Retail center gains first business

SNOQUALMIE - Business and city leaders celebrated the construction of the KeyBank Retail Plaza Oct. 9 at a groundbreaking ceremony on Snoqualmie Ridge - the first building to be developed in the three-block neighborhood retail center.

SNOQUALMIE – Business and city leaders celebrated the construction of the KeyBank Retail Plaza Oct. 9 at a groundbreaking ceremony on Snoqualmie Ridge – the first building to be developed in the three-block neighborhood retail center.

The 11,000-square-foot structure at the corner of Center Boulevard Southeast and Snoqualmie Parkway will house a KeyBank branch as well as seven other tenants. KeyBank will lease 3,000 square feet of space, and other businesses to set up shop include Andre’s Cleaners, Mail Boxes Etc., Ichiban Teriyaki and Snoqualmie Florist and Gifts.

Leases are still under negotiation for a sandwich shop, ice cream parlor and coffee shop.

The plaza marks the biggest retail development in more than 10 years in the city of Snoqualmie, and it helps complete the Snoqualmie Ridge master-plan community.

“[The KeyBank plaza] really is, in our opinion, a milestone for Snoqualmie Ridge and the city,” said David Dorothy, director of commercial development for Weyerhaeuser Real Estate Co., adding that the neighborhood retail center represents the “missing piece” of the Snoqualmie Ridge development. Businesses are expected to open in February.

“The addition of a retail plaza to this community provides a new level of convenience for residents – for example, they can now walk to the bank on a Friday afternoon as they take their kids to one of the community’s many parks,” said George Sherwin, senior vice president at Snoqualmie Ridge.

Incorporating retail businesses, residences and parks into the Snoqualmie Ridge community, which has more than 750 families, helps set it apart from other developments, said Nancy Tucker, planning director for the city of Snoqualmie.

“I think it’s fairly unique. I think it’s one of the positive aspects of the Snoqualmie Ridge development – that we wanted to create a real civic core,” she said.

KeyBank officials said the new bank branch will have both a drive-up and walk-up automated teller machine, as well as areas inside to speak with bank tellers and handle financial planning.

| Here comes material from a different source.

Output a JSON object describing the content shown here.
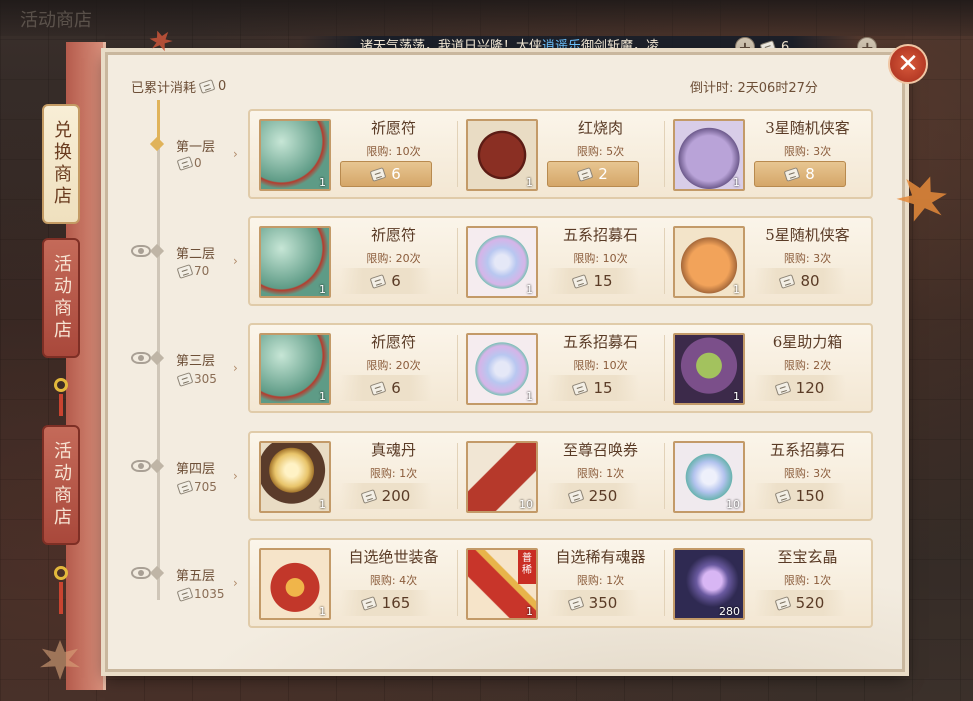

“This new [branch] is another example of our belief in the increasing importance and growth of our Eastside markets,” said Jim Peoples, president of KeyBank’s Seattle-Bellevue District. He added that another influential factor was transportation, as the branch will be close to Interstate 90 and state routes 18 and 202.

Design standards for the neighborhood retail center were passed earlier this year by the Snoqualmie City Council. The KeyBank Retail Plaza and future buildings in the retail center will reflect the look of downtown Snoqualmie, with strict regulations on signage, rooflines and building facades.

“There has been a lot of effort on our part and the city’s part in putting together development standards for the retail center,” Dorothy said. “Those development standards were put together very deliberately, with a lot of thought and a lot of discussion.”

Buildings will be close to the street, with broad sidewalks. Parking lots will be located behind buildings and screened from view with bushes and trees.

“The major focus is to make it as pedestrian-oriented as possible,” said Tucker. “We wanted to maintain that kind of same, small-town neighborhood retail scale.”

The neighborhood retail center extends along Center Boulevard Southeast, close to the city’s largest park and future sites for a Snoqualmie Valley School District elementary school and community center.

There will be some non-retail businesses dotted along the three blocks, but each corner business will be retail in nature, and the biggest one could be a grocery store.

“We’re still pursuing that,” Dorothy said of the grocery store. “We think having a grocer there as kind of an anchor is important.”

One thing the city has been conscious of is the potential for competition between the retail center and established, downtown businesses. Tucker said to help ensure that doesn’t happen, the city hired an economic development consultant to create an analysis that can help officials plan retail development throughout Snoqualmie.

The city is also engaged in a study of the SR 202 corridor, part of which will focus on getting the more than 1 million visitors a year at Snoqualmie Falls to come into downtown Snoqualmie.

“They come to the Falls, and then they turn around and go back down 202 or the parkway,” she said.